Voraussetzung dafür ist, dass die Budgets für Forschung und Lehre an den Universitäten getrennt und jeweils leistungsbezogen vergeben werden. Nur so ist Kostenwahrheit zu erreichen, kann Querfinanzierung zwischen Forschung und Lehre vermieden werden und Qualitätsorientierung an Österreichs Hohen Schulen Platz greifen.

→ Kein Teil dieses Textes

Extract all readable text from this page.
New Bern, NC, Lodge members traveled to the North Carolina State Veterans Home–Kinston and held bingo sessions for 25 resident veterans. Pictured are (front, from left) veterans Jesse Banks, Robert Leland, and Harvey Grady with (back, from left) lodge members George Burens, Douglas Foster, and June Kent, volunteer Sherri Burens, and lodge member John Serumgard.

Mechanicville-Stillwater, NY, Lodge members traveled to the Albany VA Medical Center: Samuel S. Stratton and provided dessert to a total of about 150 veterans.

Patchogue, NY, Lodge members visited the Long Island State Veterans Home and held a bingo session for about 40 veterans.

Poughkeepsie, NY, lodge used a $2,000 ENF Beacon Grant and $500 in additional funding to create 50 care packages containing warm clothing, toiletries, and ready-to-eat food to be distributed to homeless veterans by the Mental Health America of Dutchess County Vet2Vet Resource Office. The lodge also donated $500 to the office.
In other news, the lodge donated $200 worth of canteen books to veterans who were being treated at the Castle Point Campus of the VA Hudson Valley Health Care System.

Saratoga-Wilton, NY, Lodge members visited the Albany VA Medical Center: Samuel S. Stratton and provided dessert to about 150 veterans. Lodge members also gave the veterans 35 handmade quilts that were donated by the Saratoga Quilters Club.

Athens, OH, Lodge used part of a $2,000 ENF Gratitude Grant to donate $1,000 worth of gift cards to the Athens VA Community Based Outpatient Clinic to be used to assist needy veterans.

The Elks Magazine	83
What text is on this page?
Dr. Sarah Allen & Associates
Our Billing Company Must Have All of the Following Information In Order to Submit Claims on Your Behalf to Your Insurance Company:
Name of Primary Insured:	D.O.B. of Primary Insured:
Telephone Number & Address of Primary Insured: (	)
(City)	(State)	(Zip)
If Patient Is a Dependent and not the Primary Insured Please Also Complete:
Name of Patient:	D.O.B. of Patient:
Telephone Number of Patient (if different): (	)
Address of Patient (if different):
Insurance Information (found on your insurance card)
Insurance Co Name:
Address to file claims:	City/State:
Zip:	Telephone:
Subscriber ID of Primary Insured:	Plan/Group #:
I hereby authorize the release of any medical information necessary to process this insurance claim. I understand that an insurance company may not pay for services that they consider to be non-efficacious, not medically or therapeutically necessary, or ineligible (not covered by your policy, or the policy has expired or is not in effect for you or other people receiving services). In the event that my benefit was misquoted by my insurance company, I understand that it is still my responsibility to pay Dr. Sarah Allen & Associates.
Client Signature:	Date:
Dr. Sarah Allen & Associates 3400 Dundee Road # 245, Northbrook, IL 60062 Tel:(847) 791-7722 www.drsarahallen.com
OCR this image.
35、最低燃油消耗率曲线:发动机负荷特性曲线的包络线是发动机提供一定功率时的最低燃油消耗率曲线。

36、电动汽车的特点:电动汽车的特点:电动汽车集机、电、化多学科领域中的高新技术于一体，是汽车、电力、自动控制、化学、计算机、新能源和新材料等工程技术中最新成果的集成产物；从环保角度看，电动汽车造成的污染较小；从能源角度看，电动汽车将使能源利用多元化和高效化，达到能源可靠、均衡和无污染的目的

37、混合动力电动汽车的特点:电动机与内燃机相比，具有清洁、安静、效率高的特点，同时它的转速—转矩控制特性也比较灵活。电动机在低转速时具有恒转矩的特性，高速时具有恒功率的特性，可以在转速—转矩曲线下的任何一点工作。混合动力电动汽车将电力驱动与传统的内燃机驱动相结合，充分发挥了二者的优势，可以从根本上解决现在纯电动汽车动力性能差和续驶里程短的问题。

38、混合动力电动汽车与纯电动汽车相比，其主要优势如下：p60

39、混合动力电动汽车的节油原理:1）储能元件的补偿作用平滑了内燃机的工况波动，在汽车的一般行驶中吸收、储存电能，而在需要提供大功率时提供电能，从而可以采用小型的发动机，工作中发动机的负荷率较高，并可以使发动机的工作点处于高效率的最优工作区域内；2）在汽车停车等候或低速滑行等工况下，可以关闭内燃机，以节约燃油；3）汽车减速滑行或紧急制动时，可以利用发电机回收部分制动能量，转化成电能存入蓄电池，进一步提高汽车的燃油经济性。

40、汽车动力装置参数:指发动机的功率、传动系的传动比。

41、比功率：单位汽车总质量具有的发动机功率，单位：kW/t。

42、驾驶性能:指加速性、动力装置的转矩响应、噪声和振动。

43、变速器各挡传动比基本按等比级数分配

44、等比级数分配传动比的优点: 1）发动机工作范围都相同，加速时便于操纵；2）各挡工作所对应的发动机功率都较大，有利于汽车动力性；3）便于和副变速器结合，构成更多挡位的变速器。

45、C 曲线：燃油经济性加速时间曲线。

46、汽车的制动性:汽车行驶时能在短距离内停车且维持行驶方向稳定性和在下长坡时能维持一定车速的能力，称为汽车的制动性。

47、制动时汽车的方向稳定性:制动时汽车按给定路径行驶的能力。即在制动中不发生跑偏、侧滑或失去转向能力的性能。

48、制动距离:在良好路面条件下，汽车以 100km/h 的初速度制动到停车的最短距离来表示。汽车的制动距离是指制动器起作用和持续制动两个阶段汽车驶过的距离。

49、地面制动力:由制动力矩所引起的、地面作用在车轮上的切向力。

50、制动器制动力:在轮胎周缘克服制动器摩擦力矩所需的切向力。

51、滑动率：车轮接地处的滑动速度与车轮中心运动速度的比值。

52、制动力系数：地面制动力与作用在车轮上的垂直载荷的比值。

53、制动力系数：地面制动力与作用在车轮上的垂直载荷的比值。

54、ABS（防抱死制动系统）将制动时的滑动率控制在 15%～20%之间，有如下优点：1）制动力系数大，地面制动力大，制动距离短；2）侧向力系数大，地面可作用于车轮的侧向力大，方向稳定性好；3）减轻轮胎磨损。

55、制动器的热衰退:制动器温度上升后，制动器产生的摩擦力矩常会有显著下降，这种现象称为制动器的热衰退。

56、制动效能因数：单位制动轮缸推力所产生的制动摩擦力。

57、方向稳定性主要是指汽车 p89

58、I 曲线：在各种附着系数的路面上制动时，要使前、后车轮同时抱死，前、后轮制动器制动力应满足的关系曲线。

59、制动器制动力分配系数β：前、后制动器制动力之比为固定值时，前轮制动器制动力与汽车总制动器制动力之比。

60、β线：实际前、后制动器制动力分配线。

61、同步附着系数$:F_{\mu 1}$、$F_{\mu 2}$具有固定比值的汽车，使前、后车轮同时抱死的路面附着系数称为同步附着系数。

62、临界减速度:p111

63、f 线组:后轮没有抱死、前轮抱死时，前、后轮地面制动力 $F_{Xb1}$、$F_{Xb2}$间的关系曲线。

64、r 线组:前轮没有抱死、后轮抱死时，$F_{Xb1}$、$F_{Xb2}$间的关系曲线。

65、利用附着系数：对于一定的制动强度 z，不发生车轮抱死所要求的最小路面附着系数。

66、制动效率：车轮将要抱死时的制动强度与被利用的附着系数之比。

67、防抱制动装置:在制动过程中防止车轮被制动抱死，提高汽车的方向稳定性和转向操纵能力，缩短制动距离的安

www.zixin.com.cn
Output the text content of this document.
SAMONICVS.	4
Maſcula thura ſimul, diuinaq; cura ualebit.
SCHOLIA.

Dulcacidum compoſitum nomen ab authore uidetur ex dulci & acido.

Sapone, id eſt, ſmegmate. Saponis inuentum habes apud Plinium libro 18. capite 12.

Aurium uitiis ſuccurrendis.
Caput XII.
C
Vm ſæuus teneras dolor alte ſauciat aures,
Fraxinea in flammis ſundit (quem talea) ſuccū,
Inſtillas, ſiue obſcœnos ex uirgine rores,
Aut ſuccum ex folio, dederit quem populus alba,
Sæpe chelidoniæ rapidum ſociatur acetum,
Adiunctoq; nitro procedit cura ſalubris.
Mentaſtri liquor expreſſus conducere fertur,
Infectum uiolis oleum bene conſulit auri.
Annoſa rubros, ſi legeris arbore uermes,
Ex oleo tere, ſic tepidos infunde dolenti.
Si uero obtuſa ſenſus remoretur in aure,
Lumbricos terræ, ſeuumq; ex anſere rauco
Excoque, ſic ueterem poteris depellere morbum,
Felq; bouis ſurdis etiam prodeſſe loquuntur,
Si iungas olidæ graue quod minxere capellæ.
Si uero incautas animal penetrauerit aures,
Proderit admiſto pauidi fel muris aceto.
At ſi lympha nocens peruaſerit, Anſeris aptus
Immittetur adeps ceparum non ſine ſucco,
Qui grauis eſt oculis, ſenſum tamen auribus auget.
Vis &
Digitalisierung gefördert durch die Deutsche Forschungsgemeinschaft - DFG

Leider gehen die Entwicklungen gegenwärtig in eine ganz andere Richtung: Nach allen derzeit zur Verfügung stehenden Informationen wird dem Forschungsförderungsfonds FWF 2009 und 2010 weniger Vergabebudget zur Verfügung stehen als in der Vergangenheit (ca. 180 Millionen Euro). Die ersten beiden Vergabesitzungen des FWF wurden heuer wegen fehlender Budgets bereits abgesagt. Damit ist frühestens im Mai mit den ersten neu bewilligten Projektförderungen zu rechnen. Im Gegensatz dazu wird das Universitätenbudget (General University Fund, GUF, derzeit ca. 2.2 Milliarden Euro) und damit die nicht-projektbezogene, "automatische" Forschungsförderung der öffentlichen Hand (47 Prozent des GUF gelten - durch technokratische Brille besehen - als forschungswirksam) steigen. Damit wird - völlig dem internationalen Trend entgegengesetzt - die in Österreich ohnehin schon auf Sparflamme gehaltene, kompetitive, projektbezogene Forschungsfinanzierung weiter geschwächt.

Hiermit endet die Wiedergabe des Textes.